Keona Mae Pablo - Project Manager
Keona Mae Pablo is the DataSquad project manager and is a senior cognitive science major and digital humanities minor at UCLA. She worked since Fall 2021 to establish and implement the DataSquad model at UCLA. She designed and implemented workflows, helped hire the Squad, and managed their work. She also functioned as a liaison between the DataSquad staff and squadron workers to create an organized, well-functioning data science consulting team.
When asked about her work with the Data Squad, Keona Mae said: “I know the DataSquad is a valuable resource that the UCLA community will grow to love and appreciate, and I wouldn’t have been able to finish the year strong without the hard work of my team.”
Keona has accepted an offer to become a project manager at Plain Concepts following graduation.

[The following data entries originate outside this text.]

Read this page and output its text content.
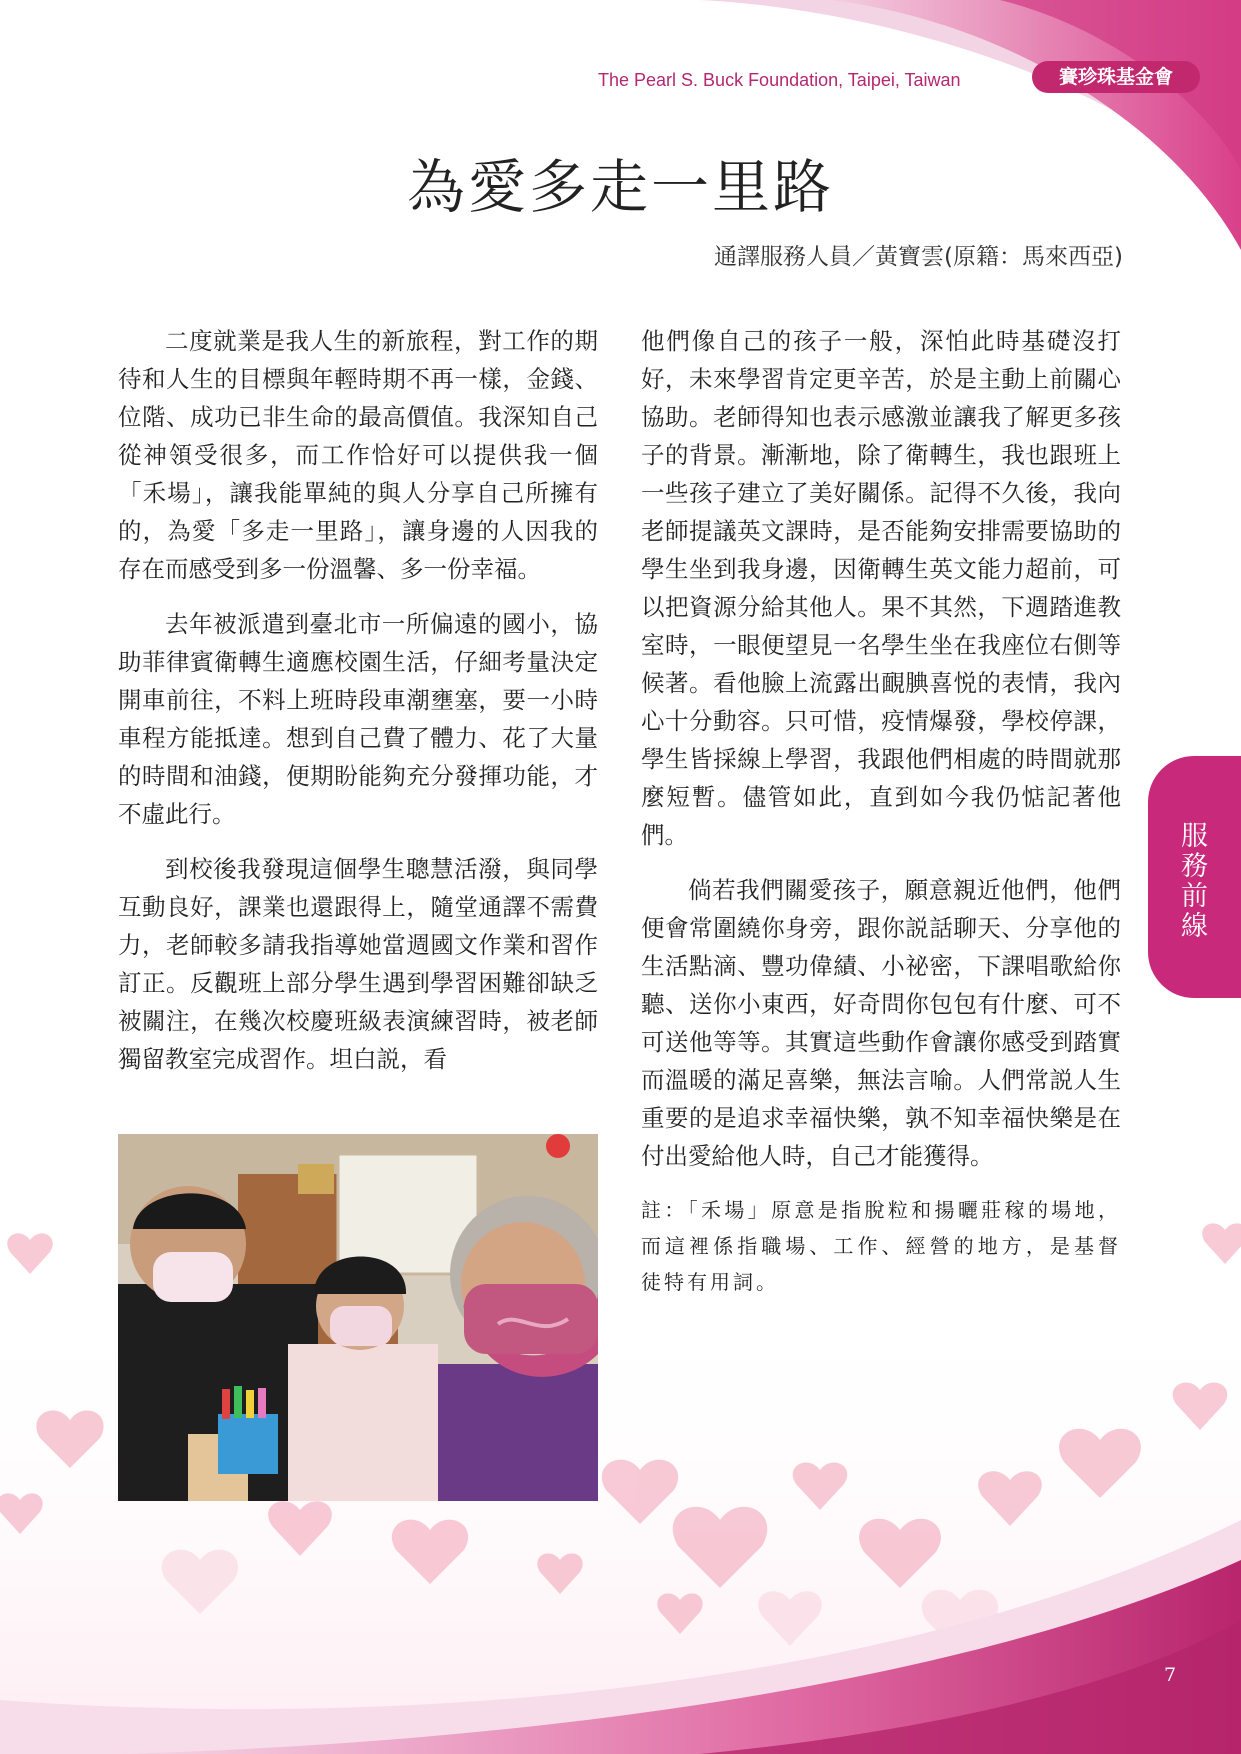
The Pearl S. Buck Foundation, Taipei, Taiwan	賽珍珠基金會
為愛多走一里路
通譯服務人員／黃寶雲(原籍：馬來西亞)

二度就業是我人生的新旅程，對工作的期待和人生的目標與年輕時期不再一樣，金錢、位階、成功已非生命的最高價值。我深知自己從神領受很多，而工作恰好可以提供我一個「禾場」，讓我能單純的與人分享自己所擁有的，為愛「多走一里路」，讓身邊的人因我的存在而感受到多一份溫馨、多一份幸福。

去年被派遣到臺北市一所偏遠的國小，協助菲律賓衛轉生適應校園生活，仔細考量決定開車前往，不料上班時段車潮壅塞，要一小時車程方能抵達。想到自己費了體力、花了大量的時間和油錢，便期盼能夠充分發揮功能，才不虛此行。

到校後我發現這個學生聰慧活潑，與同學互動良好，課業也還跟得上，隨堂通譯不需費力，老師較多請我指導她當週國文作業和習作訂正。反觀班上部分學生遇到學習困難卻缺乏被關注，在幾次校慶班級表演練習時，被老師獨留教室完成習作。坦白説，看

他們像自己的孩子一般，深怕此時基礎沒打好，未來學習肯定更辛苦，於是主動上前關心協助。老師得知也表示感激並讓我了解更多孩子的背景。漸漸地，除了衛轉生，我也跟班上一些孩子建立了美好關係。記得不久後，我向老師提議英文課時，是否能夠安排需要協助的學生坐到我身邊，因衛轉生英文能力超前，可以把資源分給其他人。果不其然，下週踏進教室時，一眼便望見一名學生坐在我座位右側等候著。看他臉上流露出靦腆喜悦的表情，我內心十分動容。只可惜，疫情爆發，學校停課，學生皆採線上學習，我跟他們相處的時間就那麼短暫。儘管如此，直到如今我仍惦記著他們。

倘若我們關愛孩子，願意親近他們，他們便會常圍繞你身旁，跟你説話聊天、分享他的生活點滴、豐功偉績、小祕密，下課唱歌給你聽、送你小東西，好奇問你包包有什麼、可不可送他等等。其實這些動作會讓你感受到踏實而溫暖的滿足喜樂，無法言喻。人們常説人生重要的是追求幸福快樂，孰不知幸福快樂是在付出愛給他人時，自己才能獲得。

註：「禾場」原意是指脫粒和揚曬莊稼的場地，而這裡係指職場、工作、經營的地方，是基督徒特有用詞。

服
務
前
線
7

Will Foote - Technical Writer/Norman Powell Data Science Consultant
Will Foote, a senior statistics major and public affairs minor at UCLA, has been working as the DataSquad’s Technical Writer as well as one of the team’s Norman Powell Data Science Consultants since Fall 2021. He wrote and put together the 2021 Recap and Spring 2022 newsletters for the Data Science Center. He has also published – and is writing more – blog posts on the DataSquad’s website to recap the team’s work.
Will has also completed numerous consulting projects as well. Notably, working with DataSquad International – the nascent global organizing group for the DataSquad – he has provided data analysis on survey results about student employment in data science support services at institutions worldwide. The DataSquad International team will present Will’s analysis on the DataSquad International website and at upcoming European and U.S. conferences.
Will is currently searching for data scientist or statistical consulting positions to begin his career following graduation.
Ethan Allavarpu - Norman Powell Data Science Consultant
Ethan Allavarpu, a statistics major at UCLA, was hired in Winter Quarter 2022 and has hit the ground running in his first quarter with the DataSquad. Since joining the team, he has worked on three projects and looks to take on more in his last quarter at UCLA.
Ethan worked with Julia on Dr. Terrence Keel’s research project on fatal encounters with police, in which he helped in the data cleaning and processing phases. He also analyzed geolocation helicopter data and created a program to parse text from Microsoft Word and PDF files using Python in his other two projects.
Following graduation, Ethan will be pursuing a Master of Science in statistics data science at Stanford University.
Moving Forward
The team hopes that through creating well-documented briefs on their well-organized procedures, the DataSquad can introduce a new way to think about student employment entirely: as one cohort handing the baton to the next, rather than simply being replaced by a new, independent generation.
The team has already hired the next two Norman Powell Data Science Consultants, Tristan Dewing and Shail Mirpuri who are both rising seniors. It is also currently in the hiring process of the next project manager and technical writer.
Regardless of who fills out the rest of the team’s roster, the first cohort is confident they’ve set the stage for sustained momentum of the DataSquad beyond themselves and excited to see where their successors take the model going forward.